By Alan I. Abramowitz
Jonathan Krasno’s analysis of redistricting and competition in House elections is right on the money. As Brad Alexander, Matt Gunning, and I recently argued in The Journal of Politics1, redistricting has been a minor factor in the decline of competition in House elections. There are fewer marginal House districts today than there were 20 or 30 years ago, but that’s mainly because of demographic change and ideological realignment within the electorate, not redistricting. The same trend can be seen at the state and county level even though the boundaries of states and counties have not changed. But there are more than enough marginal districts to produce a swing of at least 15 seats, which is all that Democrats need in 2006 to regain control of the House.
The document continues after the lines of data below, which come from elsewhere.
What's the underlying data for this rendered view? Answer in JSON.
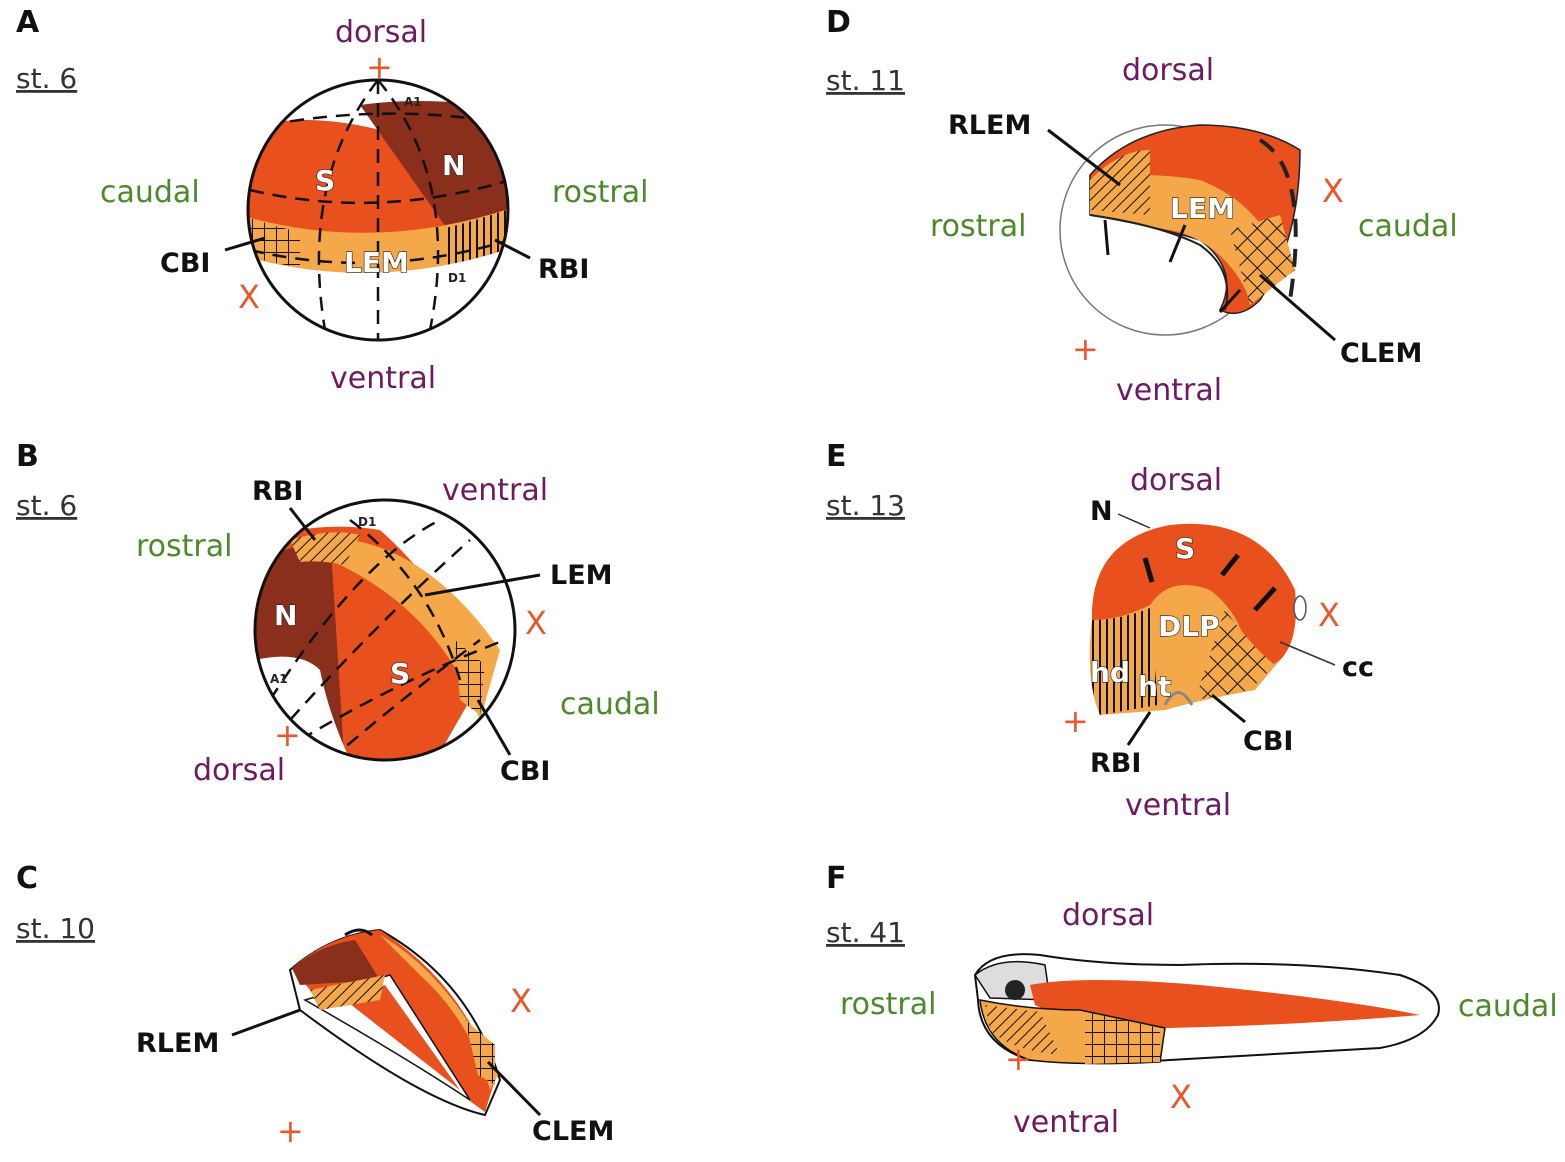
{
  "colors": {
    "somite_orange": "#e8501e",
    "notochord_brown": "#8a2f1c",
    "lem_light_orange": "#f4a84a",
    "axis_purple": "#6e1a63",
    "axis_green": "#4a8a2a",
    "marker_orange": "#e8582a"
  },
  "panels": {
    "A": {
      "letter": "A",
      "stage": "st. 6",
      "dorsal": "dorsal",
      "ventral": "ventral",
      "left": "caudal",
      "right": "rostral",
      "plus": "+",
      "x": "X",
      "S": "S",
      "N": "N",
      "LEM": "LEM",
      "CBI": "CBI",
      "RBI": "RBI",
      "A1": "A1",
      "D1": "D1"
    },
    "B": {
      "letter": "B",
      "stage": "st. 6",
      "ventral": "ventral",
      "dorsal": "dorsal",
      "rostral": "rostral",
      "caudal": "caudal",
      "plus": "+",
      "x": "X",
      "RBI": "RBI",
      "LEM": "LEM",
      "CBI": "CBI",
      "N": "N",
      "S": "S",
      "A1": "A1",
      "D1": "D1"
    },
    "C": {
      "letter": "C",
      "stage": "st. 10",
      "RLEM": "RLEM",
      "CLEM": "CLEM",
      "plus": "+",
      "x": "X"
    },
    "D": {
      "letter": "D",
      "stage": "st. 11",
      "dorsal": "dorsal",
      "ventral": "ventral",
      "rostral": "rostral",
      "caudal": "caudal",
      "RLEM": "RLEM",
      "LEM": "LEM",
      "CLEM": "CLEM",
      "plus": "+",
      "x": "X"
    },
    "E": {
      "letter": "E",
      "stage": "st. 13",
      "dorsal": "dorsal",
      "ventral": "ventral",
      "N": "N",
      "S": "S",
      "DLP": "DLP",
      "cc": "cc",
      "hd": "hd",
      "ht": "ht",
      "RBI": "RBI",
      "CBI": "CBI",
      "plus": "+",
      "x": "X"
    },
    "F": {
      "letter": "F",
      "stage": "st. 41",
      "dorsal": "dorsal",
      "ventral": "ventral",
      "rostral": "rostral",
      "caudal": "caudal",
      "plus": "+",
      "x": "X"
    }
  }
}
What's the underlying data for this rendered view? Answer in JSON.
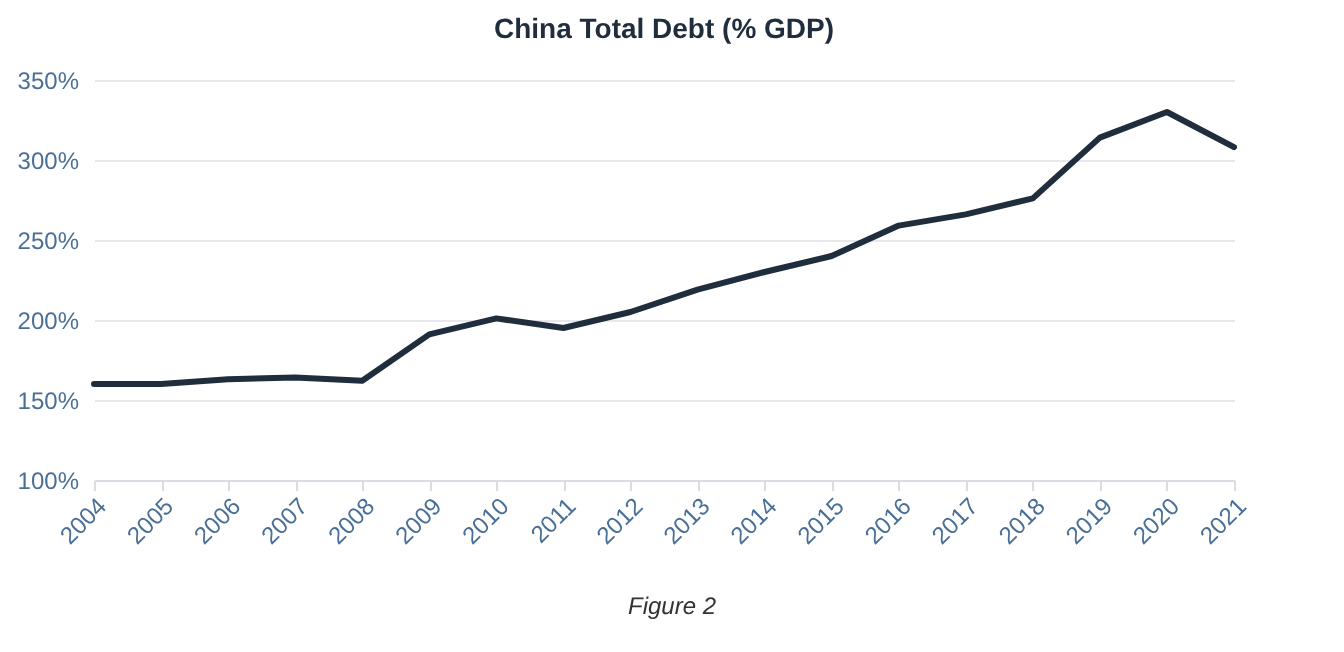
{
  "chart_data": {
    "type": "line",
    "title": "China Total Debt (% GDP)",
    "categories": [
      "2004",
      "2005",
      "2006",
      "2007",
      "2008",
      "2009",
      "2010",
      "2011",
      "2012",
      "2013",
      "2014",
      "2015",
      "2016",
      "2017",
      "2018",
      "2019",
      "2020",
      "2021"
    ],
    "series": [
      {
        "color": "#1f2d3d",
        "values": [
          160,
          160,
          163,
          164,
          162,
          191,
          201,
          195,
          205,
          219,
          230,
          240,
          259,
          266,
          276,
          314,
          330,
          308
        ]
      }
    ],
    "ylim": [
      100,
      350
    ],
    "yticks": [
      {
        "value": 100,
        "label": "100%"
      },
      {
        "value": 150,
        "label": "150%"
      },
      {
        "value": 200,
        "label": "200%"
      },
      {
        "value": 250,
        "label": "250%"
      },
      {
        "value": 300,
        "label": "300%"
      },
      {
        "value": 350,
        "label": "350%"
      }
    ],
    "grid": "y",
    "marker": "none",
    "line_style": "solid",
    "annotations": [
      "Figure 2"
    ]
  }
}
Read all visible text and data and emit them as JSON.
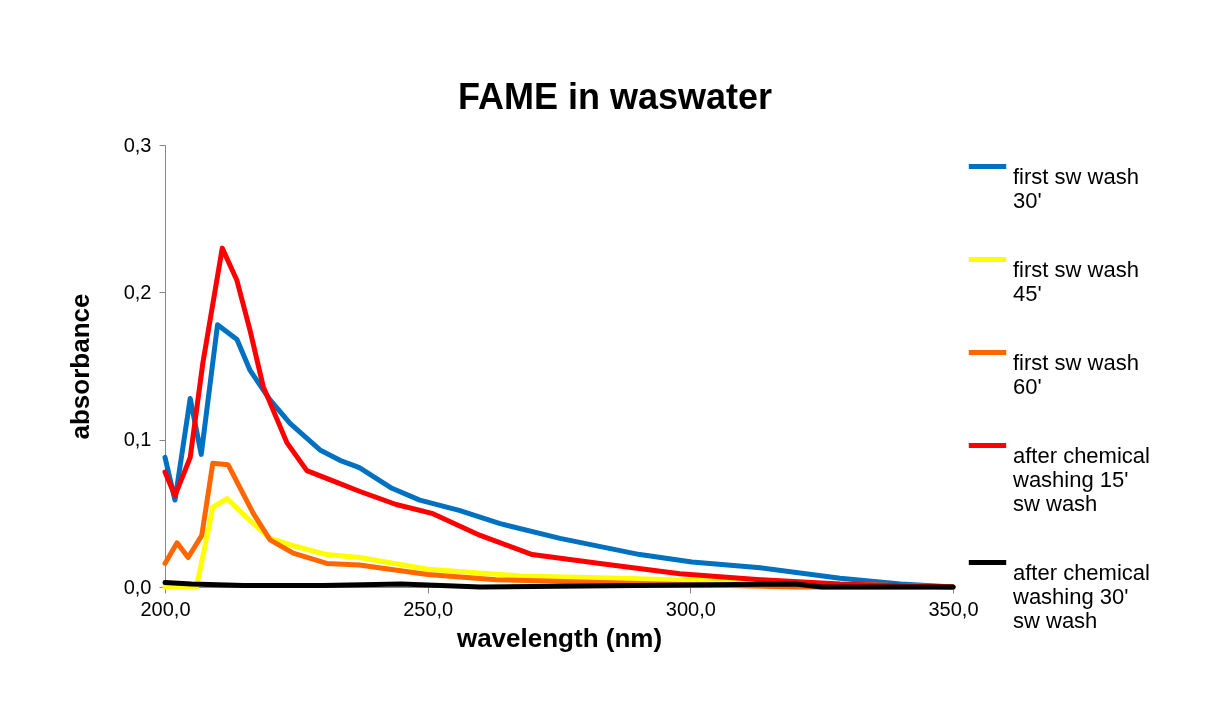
{
  "chart_data": {
    "type": "line",
    "title": "FAME in waswater",
    "xlabel": "wavelength (nm)",
    "ylabel": "absorbance",
    "xlim": [
      200,
      350
    ],
    "xticks": [
      {
        "value": 200,
        "label": "200,0"
      },
      {
        "value": 250,
        "label": "250,0"
      },
      {
        "value": 300,
        "label": "300,0"
      },
      {
        "value": 350,
        "label": "350,0"
      }
    ],
    "ylim": [
      0,
      0.3
    ],
    "yticks": [
      {
        "value": 0,
        "label": "0,0"
      },
      {
        "value": 0.1,
        "label": "0,1"
      },
      {
        "value": 0.2,
        "label": "0,2"
      },
      {
        "value": 0.3,
        "label": "0,3"
      }
    ],
    "grid": false,
    "legend": "right",
    "marker": "none",
    "line_style": "solid",
    "series": [
      {
        "name": "first sw wash 30'",
        "color": "#0070c0",
        "x": [
          200,
          201.9,
          204.8,
          206.9,
          210,
          213.7,
          216.2,
          220,
          223.8,
          229.5,
          233.3,
          237,
          243.2,
          248.5,
          256,
          263.8,
          275.2,
          290.4,
          300.3,
          313.3,
          328.5,
          340,
          350
        ],
        "values": [
          0.088,
          0.059,
          0.128,
          0.09,
          0.178,
          0.168,
          0.147,
          0.127,
          0.111,
          0.093,
          0.086,
          0.081,
          0.067,
          0.059,
          0.052,
          0.043,
          0.033,
          0.022,
          0.017,
          0.013,
          0.006,
          0.002,
          0.0
        ]
      },
      {
        "name": "first sw wash 45'",
        "color": "#ffff00",
        "x": [
          200,
          206,
          209.1,
          211.8,
          216.2,
          220,
          224.4,
          230.8,
          237,
          250,
          267.6,
          286.6,
          309.5,
          350
        ],
        "values": [
          0.0,
          0.0,
          0.054,
          0.06,
          0.045,
          0.033,
          0.028,
          0.022,
          0.02,
          0.012,
          0.0075,
          0.006,
          0.0035,
          0.0
        ]
      },
      {
        "name": "first sw wash 60'",
        "color": "#ff6600",
        "x": [
          200,
          202.3,
          204.4,
          207,
          209.1,
          212,
          216.8,
          220,
          224.4,
          230.8,
          237,
          250,
          263,
          294,
          320,
          350
        ],
        "values": [
          0.016,
          0.03,
          0.02,
          0.035,
          0.084,
          0.083,
          0.05,
          0.032,
          0.023,
          0.016,
          0.015,
          0.0085,
          0.005,
          0.002,
          0.0,
          0.0
        ]
      },
      {
        "name": "after chemical washing 15' sw wash",
        "color": "#ff0000",
        "x": [
          200,
          201.9,
          204.8,
          207.2,
          210.9,
          213.7,
          216.2,
          218.7,
          223.2,
          227,
          232.7,
          237,
          244,
          250.8,
          260,
          269.9,
          282.8,
          298,
          313.3,
          328.5,
          350
        ],
        "values": [
          0.078,
          0.062,
          0.088,
          0.152,
          0.23,
          0.208,
          0.174,
          0.136,
          0.098,
          0.079,
          0.071,
          0.065,
          0.056,
          0.05,
          0.035,
          0.022,
          0.016,
          0.009,
          0.005,
          0.002,
          0.0
        ]
      },
      {
        "name": "after chemical washing 30' sw wash",
        "color": "#000000",
        "x": [
          200,
          205,
          215,
          230,
          245,
          260,
          320,
          325,
          350
        ],
        "values": [
          0.003,
          0.002,
          0.001,
          0.001,
          0.002,
          0.0,
          0.002,
          0.0,
          0.0
        ]
      }
    ]
  }
}
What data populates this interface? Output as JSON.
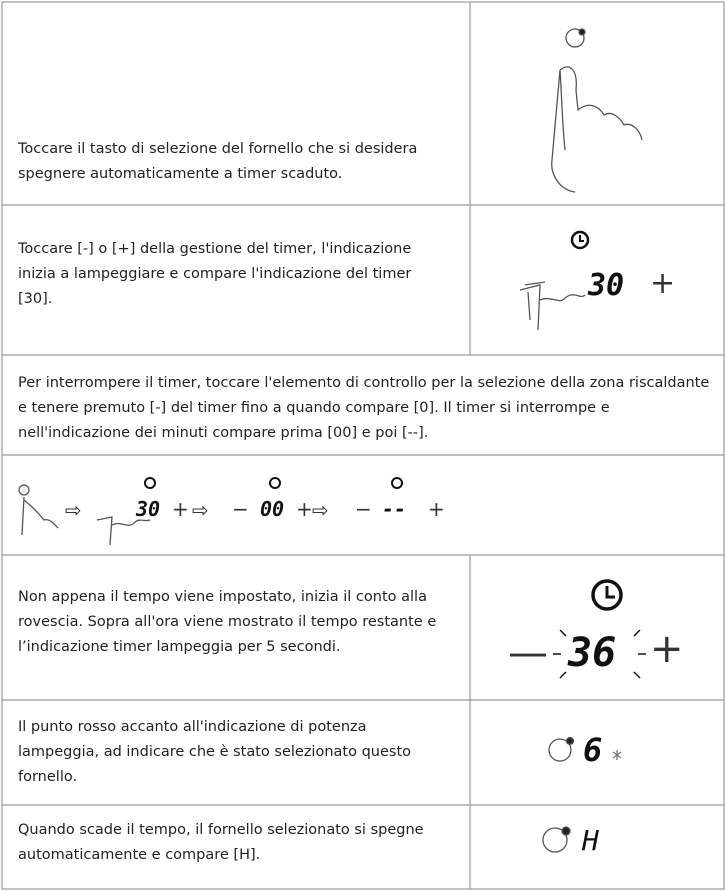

What is required to shift a substantial number of House seats, and what has been lacking in recent elections, is a combination of a strong national tide and quality challengers in districts with potentially vulnerable incumbents. Both of these conditions appear to be present in 2006. George Bush’s approval rating remains stuck below 40 percent. The Republican Congress is even less popular. As a result, Democrats have held a consistent lead of 10-12 points in the “generic vote” for Congress. And Democrats have recruited enough quality challengers to put a substantial number of Republican seats in play. In the most recent Cook Political Report, 14 GOP seats were classified as tossups and 21 were classified as leaning Republican. Not one Democratic seat was classified as a tossup and only 10 were classified as leaning Democratic. While the 2006 midterm election is unlikely to produce a shift of the magnitude of 1994, a Democratic gain of at least 15 seats is well within the realm of possibility.
1Alan Abramowitz, Brad Alexander, and Matthew Gunning, “Incumbency, Redistricting, and the Decline of Competition in U.S. House Elections,” Journal of Politics, 68 (1), February 2006, 75-88.